Haro sur les blocages, les grévistes et les syndicats qui y participent ! « Inacceptable », clame le gouvernement, « irresponsable », hurlent en cœur les éditorialistes des médias appartenant aux grandes fortunes françaises. C’est vite oublier que sans grèves ni blocages, nos démocraties n’auraient pas connu un tel progrès social, depuis plus d’un siècle.
« Depuis l’invention de la grève générale en 1842, le blocage des approvisionnements énergétiques s’est maintes fois révélé une force des faibles, une arme du mouvement social et une fête émancipatrice... », rappelle l’historien des sciences Christophe Bonneuil dans cette tribune.
Angleterre, été 1842. Devant le refus des capitalistes d’augmenter les salaires alors que le coût de la vie s’envole, de réduire la durée du travail, et devant le refus du gouvernement de donner suite à une pétition de 15 000 signataires en faveur du suffrage universel – pétition qui dépassera ensuite les trois millions –, un immense mouvement social naît en mai de cette année-là : la première grève générale du monde. « Bloquer … c’est inacceptable », s’indignent le Premier ministre, les patrons et la presse des privilégiés.
France, mai 2016. Sourd à une pétition de plus d’un million de signataires, aux syndicats et au parlement qu’il balaye d’un coup de 49-3, autiste à la colère d’une jeunesse qui se remet « debout », Manuel Valls déclare que « bloquer … c’est inacceptable et on ne peut pas bloquer un pays… s’en prendre ainsi aux intérêts économiques de la France ». Il oublie que sans la grève, le sabotage, le blocage, et les luttes sociales depuis le XIXe siècle, nous en serions encore aujourd’hui au monde de Dickens et Zola, du travail des enfants et du suffrage censitaire.
Loi travail : « un retour au capitalisme sauvage du XIXe siècle ? » (...)
Comme le note un journal de l’époque, les mineurs avaient compris « le pouvoir qui était entre leurs mains de stopper tous les moulins, les usines et les trains ». En bloquant l’extraction et le transport de charbon pendant plusieurs semaines, les travailleurs réussissent en effet à mettre à l’arrêt les usines qui ne sont pas en grève, avant d’être suivis peu après par une grande grève des ouvriers textiles.
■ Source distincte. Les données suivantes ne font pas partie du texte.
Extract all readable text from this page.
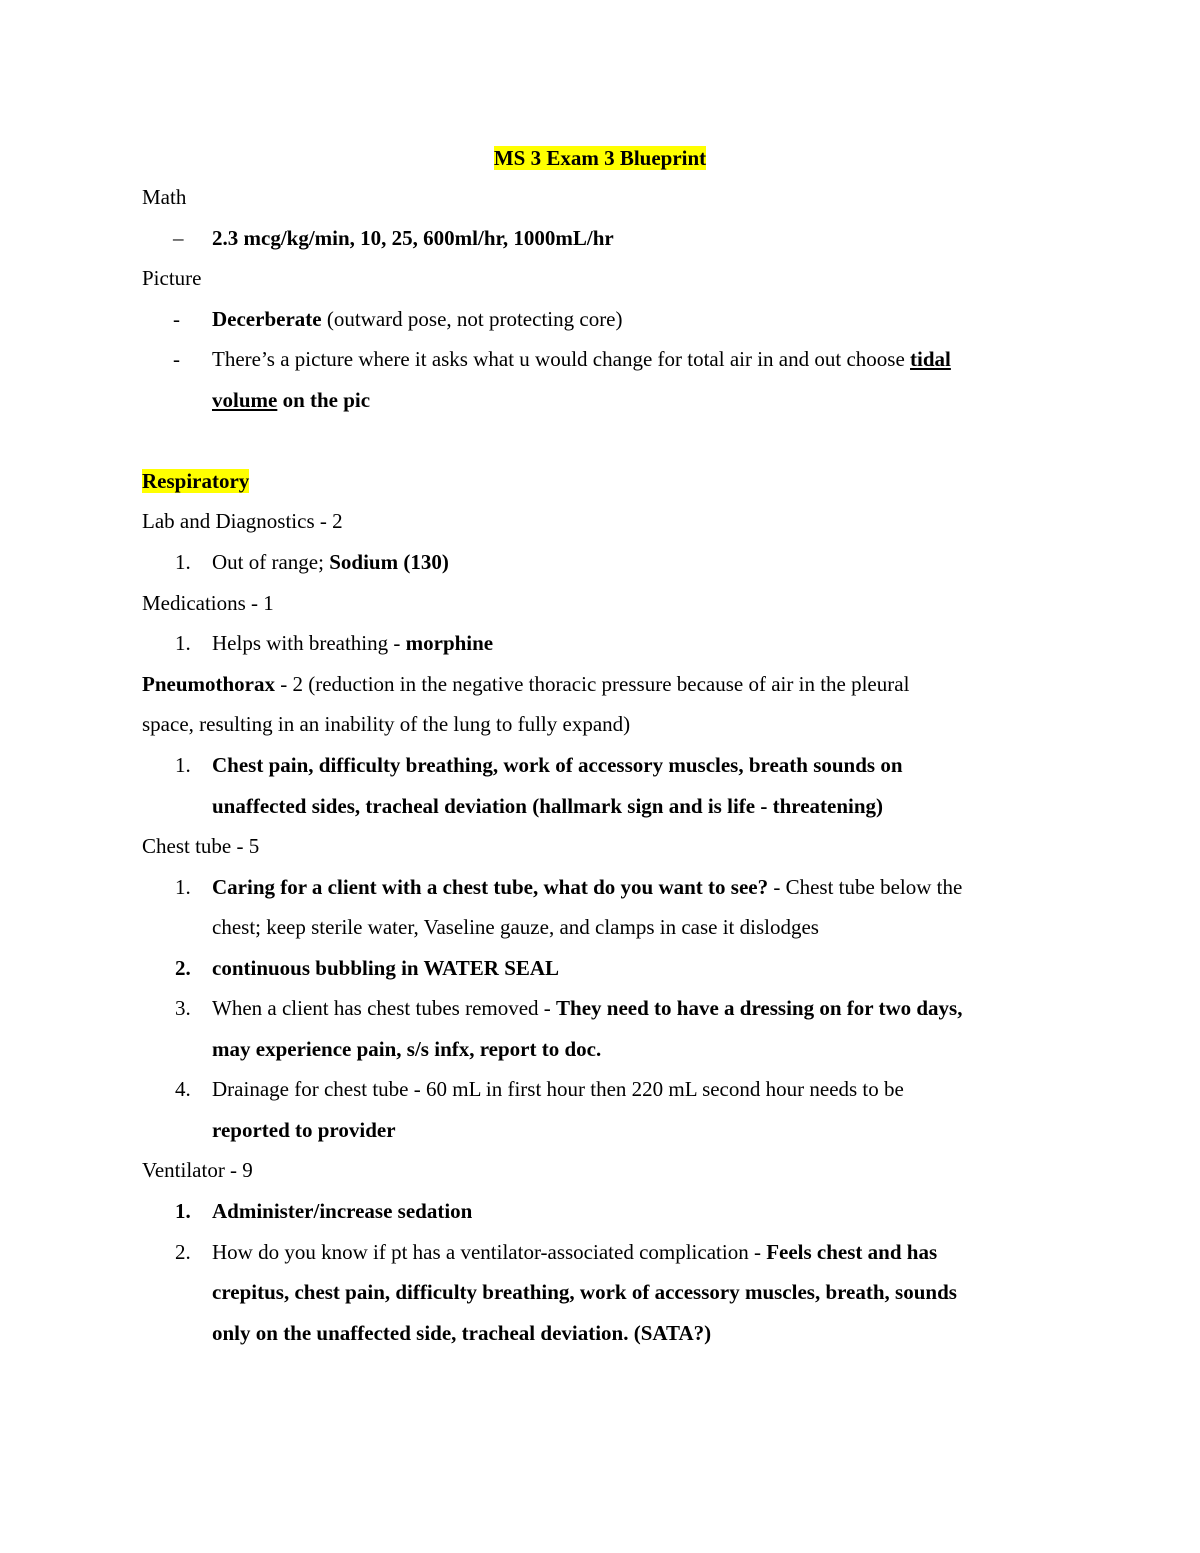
MS 3 Exam 3 Blueprint
Math
– 2.3 mcg/kg/min, 10, 25, 600ml/hr, 1000mL/hr
Picture
- Decerberate (outward pose, not protecting core)
- There’s a picture where it asks what u would change for total air in and out choose tidal
volume on the pic
Respiratory
Lab and Diagnostics - 2
1. Out of range; Sodium (130)
Medications - 1
1. Helps with breathing - morphine
Pneumothorax - 2 (reduction in the negative thoracic pressure because of air in the pleural
space, resulting in an inability of the lung to fully expand)
1. Chest pain, difficulty breathing, work of accessory muscles, breath sounds on
unaffected sides, tracheal deviation (hallmark sign and is life - threatening)
Chest tube - 5
1. Caring for a client with a chest tube, what do you want to see? - Chest tube below the
chest; keep sterile water, Vaseline gauze, and clamps in case it dislodges
2. continuous bubbling in WATER SEAL
3. When a client has chest tubes removed - They need to have a dressing on for two days,
may experience pain, s/s infx, report to doc.
4. Drainage for chest tube - 60 mL in first hour then 220 mL second hour needs to be
reported to provider
Ventilator - 9
1. Administer/increase sedation
2. How do you know if pt has a ventilator-associated complication - Feels chest and has
crepitus, chest pain, difficulty breathing, work of accessory muscles, breath, sounds
only on the unaffected side, tracheal deviation. (SATA?)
Certains affirment : « mieux vaut mourir face à l’armée que de mourir… sous la machine du capitaliste » [1].
Cette Loi travail que le gouvernement et le Medef prétendent imposer à coup de 49-3 et de répression du mouvement social, n’est-elle pas précisément un retour au capitalisme sauvage du XIXe siècle ? Celui que des socialistes authentiques combattirent par le passé. Celui qui fut rendu en France moins invivable au XXe siècle : retraite, médecine du travail (affaiblie par l’actuel projet de loi), interdiction du travail des enfants (la première version de la loi rétablissait des journées de 10h pour les apprentis mineurs !), démocratie sociale insérant les citoyens (via le parlement et le code du travail, que le socialisme patronal détricote à présent) et les syndicats dans la décision (via la primauté des accords de branche que l’article 2 du projet supprime, livrant les salariés au chantage patronal à l’emploi même quand l’entreprise dégage de juteux bénéfices !). (...)
Cette régulation relative du capitalisme qui s’institutionnalise en Europe au milieu du XXe siècle n’aurait pu advenir sans le pouvoir de blocage énergétique des travailleurs (...)
Bloquer serait aujourd’hui illégitime ? Alors que des millions de travailleurs pauvres sont en galère, sous le chantage du chômage de masse, et que le poids du patrimoine privé par rapport à la richesse nationale après avoir diminué après 1945, est maintenant revenu en France au niveau du temps de Zola [3] ?
Non !
Jour debout et nuit debout, la grève, le blocage des sites de production et l’occupation des places sont la dernière arme des victimes d’un système économique injuste, d’un capitalisme ré-ensauvagé ; la contre-offensive des sans-voix d’un système politique à bout de légitimité (inégalités croissantes, démocratie représentative qui ne représente pas le pays réel, parlement godillot, état d’urgence permanent).